The p-value. This assesses the chance that a chi-squared random variable could attain a value of $\chi^2$ or larger. As a preliminary step, we need to compute the "degrees of freedom" (df) of the statistic.
df = Length[Flatten[data] ] - Length[data] - Length[Transpose[data]] + 1;
1 - CDF[ChiSquareDistribution[df], χ2] // N
This calculation returns 0.0170977, or about 1.7%, based on one degree of freedom.
In a full report of the test, all these results would be presented. In an abbreviated report, only df, $\chi^2$, and the p-value would be given (as computed in steps 5 and 6).
Finally, to conduct the test at the 5% level, one would remark that the p-value is less than 5%. Because you have generated these intermediate results and inspected the residual tables (steps 3 and 4), you might remark that this low p-value appears to be due solely to a lack of fit in the first row and column. You might urge some caution in the interpretation because (looking at the data and fit tables, steps 1 and 2) you notice the counts in this cell (11 and 5.75) are small. In fact, you might elect to confirm your result with a permutation test or, when applicable, Fisher's Exact Test.

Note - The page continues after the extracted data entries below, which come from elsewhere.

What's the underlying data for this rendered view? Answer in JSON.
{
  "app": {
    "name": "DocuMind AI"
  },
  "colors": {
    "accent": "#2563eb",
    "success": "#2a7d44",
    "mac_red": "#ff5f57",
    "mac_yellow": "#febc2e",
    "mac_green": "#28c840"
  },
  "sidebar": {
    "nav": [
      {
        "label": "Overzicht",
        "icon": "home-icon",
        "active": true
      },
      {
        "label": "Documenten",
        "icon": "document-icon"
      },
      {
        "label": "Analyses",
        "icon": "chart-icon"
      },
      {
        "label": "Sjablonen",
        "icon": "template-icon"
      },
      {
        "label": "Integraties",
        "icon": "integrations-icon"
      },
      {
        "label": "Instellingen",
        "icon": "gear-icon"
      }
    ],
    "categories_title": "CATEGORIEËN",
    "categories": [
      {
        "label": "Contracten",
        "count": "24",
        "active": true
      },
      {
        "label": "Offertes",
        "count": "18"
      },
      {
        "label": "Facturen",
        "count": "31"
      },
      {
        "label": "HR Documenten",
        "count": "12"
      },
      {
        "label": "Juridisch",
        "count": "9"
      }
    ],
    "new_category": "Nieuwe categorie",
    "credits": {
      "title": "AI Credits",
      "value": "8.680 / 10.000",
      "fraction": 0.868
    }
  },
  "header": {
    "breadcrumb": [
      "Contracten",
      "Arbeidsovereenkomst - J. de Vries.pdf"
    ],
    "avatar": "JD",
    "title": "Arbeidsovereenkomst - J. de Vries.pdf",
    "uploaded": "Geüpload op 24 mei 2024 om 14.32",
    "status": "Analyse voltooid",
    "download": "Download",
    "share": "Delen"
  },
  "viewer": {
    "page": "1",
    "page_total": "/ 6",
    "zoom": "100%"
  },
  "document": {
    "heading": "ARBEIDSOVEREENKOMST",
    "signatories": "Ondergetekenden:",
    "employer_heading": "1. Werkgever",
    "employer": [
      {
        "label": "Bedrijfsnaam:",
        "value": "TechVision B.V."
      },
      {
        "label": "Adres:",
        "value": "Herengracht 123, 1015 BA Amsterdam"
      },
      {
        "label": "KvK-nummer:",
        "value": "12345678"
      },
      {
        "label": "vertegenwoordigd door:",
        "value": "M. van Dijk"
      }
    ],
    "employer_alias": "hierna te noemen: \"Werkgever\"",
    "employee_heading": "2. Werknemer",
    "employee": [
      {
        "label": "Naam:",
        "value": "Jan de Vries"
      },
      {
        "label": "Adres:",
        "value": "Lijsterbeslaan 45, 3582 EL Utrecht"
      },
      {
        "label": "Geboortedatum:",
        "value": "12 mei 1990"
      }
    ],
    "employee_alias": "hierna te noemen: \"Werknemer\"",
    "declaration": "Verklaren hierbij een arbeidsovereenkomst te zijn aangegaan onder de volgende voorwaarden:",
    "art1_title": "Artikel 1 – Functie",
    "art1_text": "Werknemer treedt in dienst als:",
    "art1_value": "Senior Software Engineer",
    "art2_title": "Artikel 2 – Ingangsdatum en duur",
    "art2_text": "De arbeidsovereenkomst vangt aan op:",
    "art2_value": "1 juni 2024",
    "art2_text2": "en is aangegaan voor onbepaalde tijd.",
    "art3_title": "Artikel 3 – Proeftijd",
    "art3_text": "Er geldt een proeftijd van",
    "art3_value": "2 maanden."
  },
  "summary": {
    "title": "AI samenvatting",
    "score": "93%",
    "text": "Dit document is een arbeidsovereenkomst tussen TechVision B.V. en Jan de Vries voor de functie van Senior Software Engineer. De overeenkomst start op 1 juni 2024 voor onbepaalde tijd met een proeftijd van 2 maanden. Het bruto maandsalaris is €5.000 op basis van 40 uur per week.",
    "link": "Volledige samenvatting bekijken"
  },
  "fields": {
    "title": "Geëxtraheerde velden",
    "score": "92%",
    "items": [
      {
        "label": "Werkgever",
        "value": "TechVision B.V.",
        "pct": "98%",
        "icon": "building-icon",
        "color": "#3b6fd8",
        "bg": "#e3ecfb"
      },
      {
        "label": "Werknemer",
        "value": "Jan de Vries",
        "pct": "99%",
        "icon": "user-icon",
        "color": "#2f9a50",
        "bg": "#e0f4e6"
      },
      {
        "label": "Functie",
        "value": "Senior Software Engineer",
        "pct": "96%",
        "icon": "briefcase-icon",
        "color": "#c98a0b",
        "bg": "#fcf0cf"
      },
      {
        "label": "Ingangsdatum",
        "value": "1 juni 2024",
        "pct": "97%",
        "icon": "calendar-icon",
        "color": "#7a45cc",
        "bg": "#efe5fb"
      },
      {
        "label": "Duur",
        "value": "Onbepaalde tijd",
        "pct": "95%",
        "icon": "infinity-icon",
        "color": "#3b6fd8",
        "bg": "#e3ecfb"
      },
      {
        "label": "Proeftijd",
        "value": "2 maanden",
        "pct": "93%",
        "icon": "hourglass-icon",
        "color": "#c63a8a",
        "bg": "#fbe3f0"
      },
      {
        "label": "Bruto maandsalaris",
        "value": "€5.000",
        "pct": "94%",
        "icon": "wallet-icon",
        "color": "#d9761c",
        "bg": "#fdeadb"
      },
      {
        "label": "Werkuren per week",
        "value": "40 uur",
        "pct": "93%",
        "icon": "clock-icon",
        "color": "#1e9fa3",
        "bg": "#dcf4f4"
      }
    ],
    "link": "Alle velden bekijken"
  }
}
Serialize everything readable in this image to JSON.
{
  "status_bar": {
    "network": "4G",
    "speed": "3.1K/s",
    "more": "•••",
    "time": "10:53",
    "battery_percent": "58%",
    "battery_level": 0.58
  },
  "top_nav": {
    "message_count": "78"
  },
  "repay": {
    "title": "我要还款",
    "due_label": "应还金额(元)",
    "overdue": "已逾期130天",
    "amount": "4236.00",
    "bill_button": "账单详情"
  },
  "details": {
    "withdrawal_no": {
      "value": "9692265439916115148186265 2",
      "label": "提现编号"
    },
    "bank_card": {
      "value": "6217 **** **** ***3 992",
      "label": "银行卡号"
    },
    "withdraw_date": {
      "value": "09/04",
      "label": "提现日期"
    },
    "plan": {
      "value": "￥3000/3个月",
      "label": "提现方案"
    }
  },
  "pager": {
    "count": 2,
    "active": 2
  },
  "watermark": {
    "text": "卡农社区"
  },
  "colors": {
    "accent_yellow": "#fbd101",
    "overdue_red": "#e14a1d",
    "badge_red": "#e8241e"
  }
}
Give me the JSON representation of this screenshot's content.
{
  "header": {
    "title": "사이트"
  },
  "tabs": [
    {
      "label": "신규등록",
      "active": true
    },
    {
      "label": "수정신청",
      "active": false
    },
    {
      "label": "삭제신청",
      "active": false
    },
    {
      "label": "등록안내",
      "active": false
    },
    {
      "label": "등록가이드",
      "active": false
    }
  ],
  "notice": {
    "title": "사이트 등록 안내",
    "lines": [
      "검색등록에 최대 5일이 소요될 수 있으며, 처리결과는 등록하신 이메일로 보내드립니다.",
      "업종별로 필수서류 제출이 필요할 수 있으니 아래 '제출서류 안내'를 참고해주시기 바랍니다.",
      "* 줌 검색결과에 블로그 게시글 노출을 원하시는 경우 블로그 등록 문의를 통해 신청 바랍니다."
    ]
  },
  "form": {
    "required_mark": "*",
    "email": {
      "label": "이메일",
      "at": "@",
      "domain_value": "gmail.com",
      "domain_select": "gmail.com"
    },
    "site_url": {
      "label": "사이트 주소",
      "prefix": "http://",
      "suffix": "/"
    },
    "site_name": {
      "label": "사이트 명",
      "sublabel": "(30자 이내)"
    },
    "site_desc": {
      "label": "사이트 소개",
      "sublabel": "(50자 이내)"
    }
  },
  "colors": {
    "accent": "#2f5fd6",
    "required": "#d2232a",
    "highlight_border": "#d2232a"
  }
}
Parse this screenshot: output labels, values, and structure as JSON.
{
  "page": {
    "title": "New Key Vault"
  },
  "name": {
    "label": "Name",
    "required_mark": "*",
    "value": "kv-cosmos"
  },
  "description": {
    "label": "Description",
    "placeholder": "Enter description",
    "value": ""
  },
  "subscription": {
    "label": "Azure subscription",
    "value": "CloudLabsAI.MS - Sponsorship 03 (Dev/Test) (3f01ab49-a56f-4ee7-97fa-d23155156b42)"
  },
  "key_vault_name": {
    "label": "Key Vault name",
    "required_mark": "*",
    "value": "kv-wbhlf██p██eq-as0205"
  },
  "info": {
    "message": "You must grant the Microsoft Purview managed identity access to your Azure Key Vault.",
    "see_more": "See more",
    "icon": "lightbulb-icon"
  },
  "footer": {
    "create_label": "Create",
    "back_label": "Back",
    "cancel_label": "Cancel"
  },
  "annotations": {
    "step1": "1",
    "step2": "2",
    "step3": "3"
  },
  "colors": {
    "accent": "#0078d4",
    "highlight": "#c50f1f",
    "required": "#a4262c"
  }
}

As a double-check--because these calculations have been coded from scratch--you might compare the results to a calculation with other software, such as R
; e.g.,
chisq.test(matrix(c(11,32,206,1374), nrow=2), correct=FALSE)
This produces the abbreviated summary:
X-squared = 5.6863, df = 1, p-value = 0.01710
By saving the result of this calculation you can inspect the auxiliary material and compare it with the Mathematica calculations. Unlike R
(or almost any other statistical program), Mathematica will present exact results: simply remove the "// N
" bits from the code. (It can be surprising how many people have gotten into trouble by over-rounding intermediate results in their statistical calculations; using exact arithmetic avoids that problem.)